I resize images fairly frequently, usually for blog posts and emails. These two automations help me resize a group of images in bulk, without needing to load them into The GIMP. Most of my image manipulation automations take advantage of ImageMagick, which is an excellent set of cross-platform command-line tools for scriptable image manipulation.

These automator workflows are also available on GitHub.

Ask for resized image size

This standalone automation uses a pop-up dialogue to ask for a number, which is used as the large-side target dimension of the resized image.

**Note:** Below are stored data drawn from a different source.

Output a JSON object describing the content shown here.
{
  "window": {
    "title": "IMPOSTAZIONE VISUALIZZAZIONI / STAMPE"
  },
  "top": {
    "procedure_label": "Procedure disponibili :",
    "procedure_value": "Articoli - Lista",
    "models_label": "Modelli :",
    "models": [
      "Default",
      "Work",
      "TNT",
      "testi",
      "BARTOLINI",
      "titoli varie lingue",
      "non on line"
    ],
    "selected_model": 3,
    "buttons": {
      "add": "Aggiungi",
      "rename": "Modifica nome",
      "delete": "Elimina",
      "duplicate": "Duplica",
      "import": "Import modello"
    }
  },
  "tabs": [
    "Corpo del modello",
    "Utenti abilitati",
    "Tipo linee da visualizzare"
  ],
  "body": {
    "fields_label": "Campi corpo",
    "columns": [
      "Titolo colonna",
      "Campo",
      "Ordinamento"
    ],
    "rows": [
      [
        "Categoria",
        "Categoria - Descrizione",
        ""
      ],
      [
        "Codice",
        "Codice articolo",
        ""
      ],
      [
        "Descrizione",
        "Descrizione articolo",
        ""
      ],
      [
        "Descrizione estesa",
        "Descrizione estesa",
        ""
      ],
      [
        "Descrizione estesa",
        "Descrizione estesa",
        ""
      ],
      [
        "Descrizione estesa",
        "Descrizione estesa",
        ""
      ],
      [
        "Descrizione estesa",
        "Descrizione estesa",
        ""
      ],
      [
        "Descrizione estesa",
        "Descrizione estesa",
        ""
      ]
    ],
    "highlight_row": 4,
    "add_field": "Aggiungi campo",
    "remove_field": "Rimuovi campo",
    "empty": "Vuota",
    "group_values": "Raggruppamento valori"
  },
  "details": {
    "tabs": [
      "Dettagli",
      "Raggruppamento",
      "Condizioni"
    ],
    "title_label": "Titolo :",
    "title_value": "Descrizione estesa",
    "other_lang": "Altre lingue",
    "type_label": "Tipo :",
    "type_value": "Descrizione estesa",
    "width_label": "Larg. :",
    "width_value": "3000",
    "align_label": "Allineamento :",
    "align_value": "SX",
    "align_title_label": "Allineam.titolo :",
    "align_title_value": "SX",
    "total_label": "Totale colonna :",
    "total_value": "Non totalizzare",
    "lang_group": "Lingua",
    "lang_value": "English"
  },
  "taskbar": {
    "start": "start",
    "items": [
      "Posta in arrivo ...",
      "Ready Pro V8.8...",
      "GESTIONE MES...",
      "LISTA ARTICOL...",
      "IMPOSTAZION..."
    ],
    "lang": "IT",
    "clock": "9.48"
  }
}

This is useful because we can call it from a command-line script and use it to populate a variable for the script to use.

Set up an Automator Service that has a single step; "Ask for Text". Set a sensible question (such as "How large should the largest side of the resized image be? (measured in pixels)") and default answer, and then you're good to go.

Make smaller copy

First, install ImageMagick command line tools via brew:

brew install imagemagick

Then set up an Automator Service that receives "image files" in "Finder.app". Use the shell "/bin/bash" and pass input "as arguments". Use the following code:

size=`automator ~/Library/Services/Ask\ for\ resized\ image\ size.workflow`
if [ ! $size ]; then
    exit 1
fi
for f in "$@"
do
    /usr/local/bin/convert "$f" -resize ${size}x${size} -quality 85 "${f%.*}-${size}.${f##*.}"
done

Notice that this script calls the "Ask for resized image size" workflow to get the size value. ImageMagick's "convert" program will try to resize the image using "size" as the length of the longest edge, keeping the same aspect ratio.